How important is removing gender bias from the interview process? Do gender, race and socio-economic background really impact the hiring decisions of the powers that be in the tech industry?

Aline Lerner, the creator of interviewing.io, believes so. In a Washington Post article about her experience and the background that led her to create her business, reporter Karen Turner shares more of Aline’s story.

Removing Gender Bias from the Interview Process - Tech Savvy Women

Practicing Bias-Free Interviews

Interviewing.io is a platform that allows people to practice technical interviews in a bias-free environment with people from major tech companies such as Google and Twitch. A person’s education, employment history, name and other identifying features are stripped out of the process, leaving only the ability to solve technical problems.

The site includes a voice modulator that changes the tone and inflection of the voice; choosing from gender neutral to the opposite gender. It is an interesting tool that helps people practice interviewing while removing the opportunity for gender bias assumptions being made by those conducting the interview.

The process allows people to practice interviewing but can also lead to onsite interviews for real job openings. Businesses looking for smart people that can solve problems and add value to their team are using Interviewing.io as a resource for finding candidates. So although you may be going just to gain interviewing experience without fear of gender bias, you may actually land an in-person interview.

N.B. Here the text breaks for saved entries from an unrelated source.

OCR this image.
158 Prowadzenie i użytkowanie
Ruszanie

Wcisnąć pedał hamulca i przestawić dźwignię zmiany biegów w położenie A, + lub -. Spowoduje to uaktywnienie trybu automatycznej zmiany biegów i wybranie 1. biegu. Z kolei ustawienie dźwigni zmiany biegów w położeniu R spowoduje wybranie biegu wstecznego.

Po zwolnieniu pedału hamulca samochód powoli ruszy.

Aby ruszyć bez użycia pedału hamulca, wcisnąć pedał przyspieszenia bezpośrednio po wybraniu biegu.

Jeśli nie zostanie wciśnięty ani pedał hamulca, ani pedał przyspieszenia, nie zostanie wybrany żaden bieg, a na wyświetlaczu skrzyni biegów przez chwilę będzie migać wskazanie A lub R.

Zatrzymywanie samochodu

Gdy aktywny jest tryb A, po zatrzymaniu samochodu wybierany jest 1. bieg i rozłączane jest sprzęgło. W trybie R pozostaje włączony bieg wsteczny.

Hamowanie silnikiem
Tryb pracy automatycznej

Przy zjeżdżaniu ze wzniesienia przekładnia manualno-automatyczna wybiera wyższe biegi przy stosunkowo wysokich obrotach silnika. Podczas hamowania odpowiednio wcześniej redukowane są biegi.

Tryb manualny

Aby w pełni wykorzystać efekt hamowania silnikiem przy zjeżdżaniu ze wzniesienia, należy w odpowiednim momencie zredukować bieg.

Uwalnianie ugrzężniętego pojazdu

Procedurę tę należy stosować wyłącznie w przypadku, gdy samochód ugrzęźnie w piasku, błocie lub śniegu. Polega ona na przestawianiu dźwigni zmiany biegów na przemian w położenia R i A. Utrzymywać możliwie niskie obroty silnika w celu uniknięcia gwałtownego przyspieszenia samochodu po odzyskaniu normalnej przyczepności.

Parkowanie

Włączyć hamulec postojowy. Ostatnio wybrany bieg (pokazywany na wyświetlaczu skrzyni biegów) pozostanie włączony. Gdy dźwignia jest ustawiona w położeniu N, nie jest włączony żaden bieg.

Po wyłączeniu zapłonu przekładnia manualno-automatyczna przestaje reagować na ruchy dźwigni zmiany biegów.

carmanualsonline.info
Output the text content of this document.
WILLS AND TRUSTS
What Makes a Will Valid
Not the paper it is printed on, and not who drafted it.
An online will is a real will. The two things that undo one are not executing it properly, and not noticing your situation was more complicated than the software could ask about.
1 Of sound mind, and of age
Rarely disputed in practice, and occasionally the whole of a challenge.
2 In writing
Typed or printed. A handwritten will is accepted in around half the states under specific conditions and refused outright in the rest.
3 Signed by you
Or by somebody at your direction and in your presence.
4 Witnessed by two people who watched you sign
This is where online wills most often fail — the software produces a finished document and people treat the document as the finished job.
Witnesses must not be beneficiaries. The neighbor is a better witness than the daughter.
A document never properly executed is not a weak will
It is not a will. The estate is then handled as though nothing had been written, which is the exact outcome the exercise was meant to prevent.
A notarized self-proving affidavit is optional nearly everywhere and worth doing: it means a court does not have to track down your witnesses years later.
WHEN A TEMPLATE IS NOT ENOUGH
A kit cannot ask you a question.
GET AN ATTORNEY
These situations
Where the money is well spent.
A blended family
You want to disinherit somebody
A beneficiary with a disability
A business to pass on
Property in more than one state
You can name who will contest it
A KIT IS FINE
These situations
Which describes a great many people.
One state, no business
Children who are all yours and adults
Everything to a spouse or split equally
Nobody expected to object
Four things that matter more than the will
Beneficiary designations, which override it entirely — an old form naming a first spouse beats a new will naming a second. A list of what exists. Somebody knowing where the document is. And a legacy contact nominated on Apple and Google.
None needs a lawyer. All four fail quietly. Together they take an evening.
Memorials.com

And if you are someone who struggles with the interview process, this tool allows you to “try, try again.” Basically, the data suggests that the more people returned to the site to try again, the more their performance improved. Lerner tested this: she threw out the users who quit after a bad interview and found that the performance gap between men and women closed.

“In our experience, after two or three interviews, people tend to start finding their groove. Like any other learned skill, practice makes you better,” Lerner said.